Punctuated by the odd moment or two of confrontation, Belle manages to keep things personal yet maintain a distance so as to indeed encompass a broader audience. One is left wondering after awhile if the harsh, unflinching lacerations of Steve McQueen’s camerawork and brutally realistic overtones are more effective at conveying the depths of despair individuals felt at this time.
Though McQueen’s film made the lawlessness of institutionalized slavery crystal clear to viewers brave enough to endure his work, Asante’s approach lulls one into a false sense of security by portraying the opposite end of the spectrum — the elite and privileged — and while its not as viscerally disturbing, the moral corruption is no less painful. Lingering expressions of confusion and hopelessness worn on Mbatha-Raw’s face often do enough so that comparisons to more brutal films aren’t necessarily unwarranted but merely inevitable. There lurks an air of danger and desperation perpetual, and though we’re not quite satisfied with how quickly we manage to outrun it, we do feel a modicum of escapism and inspiration come this time.
Based on a true story, Belle is propelled by a solid cast registering compelling performances on all sorts of levels — relatively low-profile Brits James Norton and Tom Felton are gleefully vile as the profusely snobbish Ashford brothers, the respective would-be suitors for Belle and her stepsister, Elizabeth (Sarah Gadon) if society is going to have its way with them, and Emily Watson offers firm support as Lady Mansfield, the first to offer Dido a place in her home. While proceedings don’t particularly scream renovation of the costume drama get-up, it at least adds sufficient evidence of why these films offer great escapism as well as an education.
Recommendation: If smitten by the rich detail of period drama, I can see no reason you would not want to check out the exquisite surface beauty of Belle.

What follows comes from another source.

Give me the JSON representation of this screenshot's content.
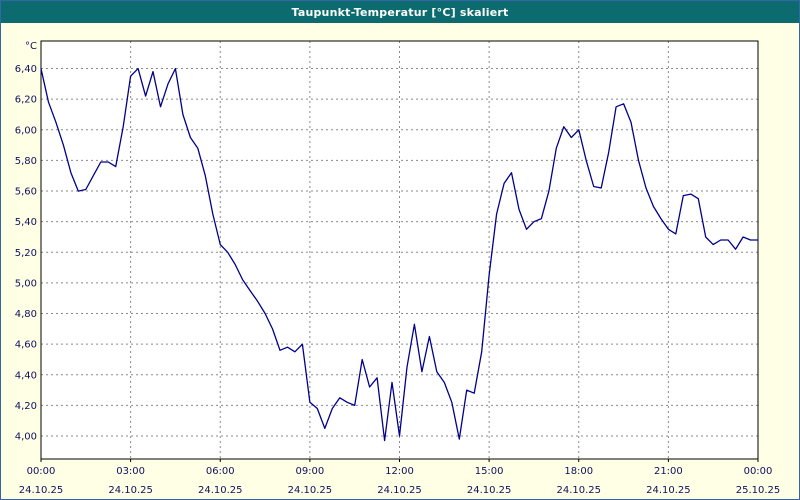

Beyond that there is a lot of material to sink teeth into, but the fact remains this sort of story is beginning to show its age. There is virtually no event that doesn’t come with a heaping helping of foreshadowing and predictability. That said, that’s not enough of a reason to not recommend this well-acted piece of British history.
Running Time: 104 mins.
Quoted: “My greatest misfortune, would be to marry into a family that would carry me as their shame.”